Déjà, il y a trois ans, des gens de l'industrie se plaignaient de la faible concurrence dans la location d'équipements de cinéma. Dans un rapport, la SODEC avait d'ailleurs fait le constat de la «situation de quasi-monopole» et de ses effets négatifs sur l'industrie du cinéma et de la télévision. Or, si la situation était monopolistique à l'époque, ne le serait-elle pas davantage avec le géant Québecor comme propriétaire?

En somme, il n'est pas clair qu'il est dans l'intérêt du Québec et du milieu de la culture de voir Québecor s'emparer du principal propriétaire de studios et locateur d'équipements du Québec. PKP confond les enjeux, à moins qu'il n'ait sciemment bafoué les règles d'éthique.

Cette affaire nous fait mieux comprendre les déclarations de Jean-François Lisée contre le double rôle de PKP et la motion de la CAQ adoptée à l'Assemblée nationale. Certes, Lisée, la CAQ et les libéraux ont d'évidentes motivations politiques à mettre Pierre Karl Péladeau dans l'embarras. Il reste que la motion exigeant qu'il se départe de ses actions de Québecor soulève un réel problème.

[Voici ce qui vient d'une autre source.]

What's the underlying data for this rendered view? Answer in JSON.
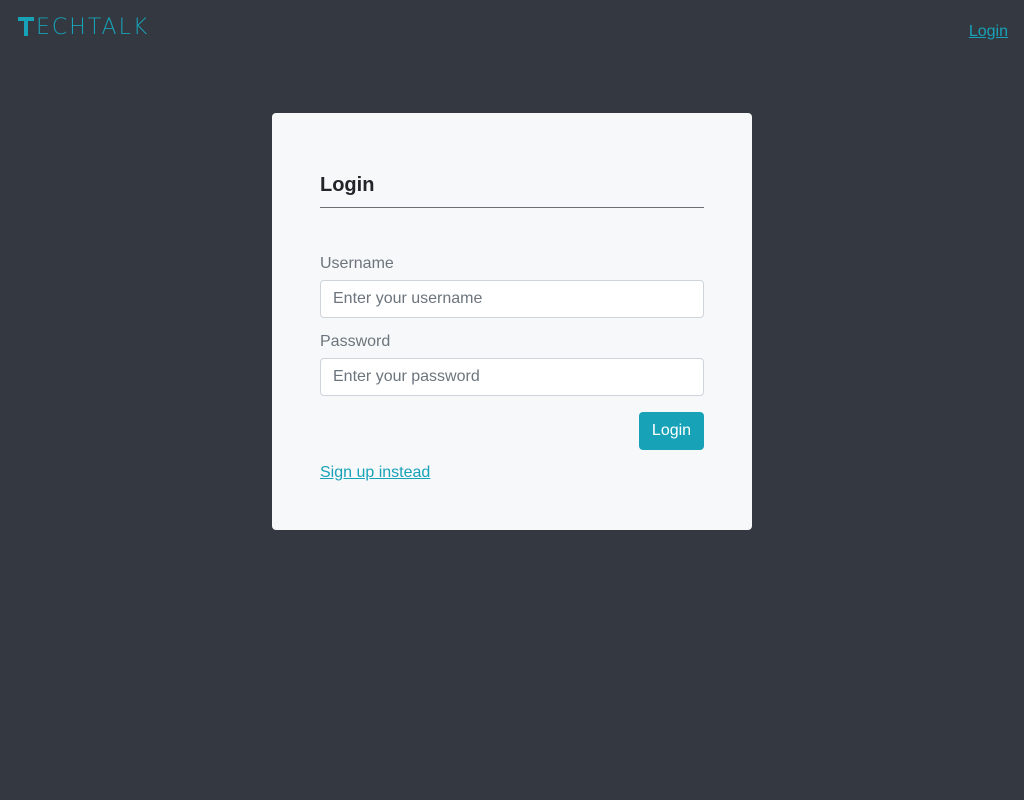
{
  "header": {
    "logo_text": "ECHTALK",
    "login_link": "Login"
  },
  "login_card": {
    "title": "Login",
    "username": {
      "label": "Username",
      "placeholder": "Enter your username",
      "value": ""
    },
    "password": {
      "label": "Password",
      "placeholder": "Enter your password",
      "value": ""
    },
    "submit_label": "Login",
    "signup_link": "Sign up instead"
  },
  "colors": {
    "background": "#343840",
    "accent": "#17a2b8",
    "card_background": "#f7f8fa"
  }
}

S'il devient chef du PQ ou premier ministre, que fera PKP lorsque les intérêts du Québec croiseront ceux de Québecor? Si le gouvernement fédéral change les règles du jeu et nuit à Vidéotron ou à TVA, comment réagira l'homme d'affaires comme actionnaire de contrôle de l'entreprise?

Et même s'il promet de ne pas intervenir, est-il admissible qu'un premier ministre se freine à réagir à une question d'importance nationale parce qu'il est en conflit d'intérêts?